Manufacturing is a critical component in the development of cell therapies, and implementing de-risking strategies early in the process is essential to ensure product safety, efficacy, and alignment with regulatory requirements. De-risking encompasses identifying and addressing potential safety and manufacturing challenges, such as variability in raw materials or inefficiencies in processes, to reduce technology transfer issues and clinical development setbacks. Early-stage strategies like Quality by Design (QbD) principles, gap assessments for regulatory compliance, and thoughtful planning around vendor selection, raw materials, and manufacturing technologies contribute to smoother clinical progression and commercial readiness. These measures also lead to time and cost savings, ultimately improving the likelihood of successful IND approval and clinical manufacturing initiation.
To address manufacturing challenges specific to CAR-T therapies, Catalent has developed the UpTempo℠ CAR-T platform, a flexible and customizable solution built from experience with over 500 manufactured batches across 20+ cell therapy programs. This platform leverages GMP-compliant manufacturing equipment, ready-to-use raw materials, and a robust suite of analytical tools to streamline processes and ensure quality. It supports two approaches: transferring existing processes into the UpTempo℠ ecosystem for optimization or utilizing Catalent’s standardized workflows for efficient manufacturing. The platform's flexibility and instrument-agnostic design enable integration of the latest technologies, reducing costs, accelerating timelines, and enhancing therapy accessibility.

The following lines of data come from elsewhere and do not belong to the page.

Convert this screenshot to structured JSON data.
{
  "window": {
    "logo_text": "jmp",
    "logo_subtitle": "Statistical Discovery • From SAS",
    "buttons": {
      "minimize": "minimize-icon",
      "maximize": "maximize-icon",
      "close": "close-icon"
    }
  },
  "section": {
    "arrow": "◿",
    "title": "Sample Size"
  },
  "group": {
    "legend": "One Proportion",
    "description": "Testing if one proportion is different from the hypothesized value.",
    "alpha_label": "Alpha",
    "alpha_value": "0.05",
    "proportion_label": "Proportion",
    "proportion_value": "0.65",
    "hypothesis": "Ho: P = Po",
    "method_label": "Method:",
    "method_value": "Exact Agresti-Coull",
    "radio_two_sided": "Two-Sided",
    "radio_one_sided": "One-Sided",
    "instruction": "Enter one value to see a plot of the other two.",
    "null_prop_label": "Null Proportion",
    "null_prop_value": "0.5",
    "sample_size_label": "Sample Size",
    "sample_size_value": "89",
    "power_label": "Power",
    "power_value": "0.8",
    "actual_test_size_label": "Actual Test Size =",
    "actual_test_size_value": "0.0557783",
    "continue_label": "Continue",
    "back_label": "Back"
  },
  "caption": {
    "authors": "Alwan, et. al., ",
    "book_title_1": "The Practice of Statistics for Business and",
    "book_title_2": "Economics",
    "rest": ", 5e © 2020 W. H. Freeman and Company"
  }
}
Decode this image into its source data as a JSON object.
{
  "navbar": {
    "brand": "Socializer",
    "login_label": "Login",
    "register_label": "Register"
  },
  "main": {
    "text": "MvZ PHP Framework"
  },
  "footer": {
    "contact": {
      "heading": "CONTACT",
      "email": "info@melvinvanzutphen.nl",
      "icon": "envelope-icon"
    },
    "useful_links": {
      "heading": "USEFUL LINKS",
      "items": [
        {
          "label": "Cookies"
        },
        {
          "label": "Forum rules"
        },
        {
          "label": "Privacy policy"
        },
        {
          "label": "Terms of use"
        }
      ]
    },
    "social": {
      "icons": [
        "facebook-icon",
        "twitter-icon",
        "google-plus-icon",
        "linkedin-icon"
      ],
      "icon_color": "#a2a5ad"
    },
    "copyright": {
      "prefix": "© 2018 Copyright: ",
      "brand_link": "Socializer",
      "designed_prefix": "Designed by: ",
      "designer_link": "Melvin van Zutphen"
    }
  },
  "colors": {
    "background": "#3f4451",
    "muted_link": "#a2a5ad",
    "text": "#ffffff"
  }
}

Navigating regulatory requirements throughout the manufacturing process requires early and proactive engagement with authorities like the FDA. Interact and pre-IND meetings provide critical feedback on product development expectations, including manufacturing and quality controls. Sponsors benefit from guidance on preclinical models, CMC readiness, and expedited approval pathways, which have been instrumental in bringing commercial cell therapies to market. Maintaining compliance through clinical phases and addressing country-specific regulatory requirements are crucial to ensuring product safety, quality, and consistency. Catalent’s global regulatory affairs team supports sponsors from pre-IND submission through commercialization, ensuring adherence to evolving regulatory standards.
Integrating advanced analytics and data-driven insights into cell therapy manufacturing enhances efficiency and decision-making by enabling real-time monitoring of critical process parameters (CPPs) such as cell health, proliferation, and functional properties. Catalent’s UpTempo℠ platform incorporates innovations like microfluidics-based automated flow cytometry and rapid sterility strategies, reducing analytical testing time and accelerating batch release. Emerging technologies such as non-invasive sample analysis, cloud-connected inline tools, and embedded sensors further optimize monitoring and control. The application of AI and machine learning is also beginning to play a role in predictive modeling, complementing current tools to accelerate product release and improve manufacturing outcomes. This data-driven approach supports process optimization, quality assurance, and commercialization efforts, paving the way for broader accessibility of cell therapies.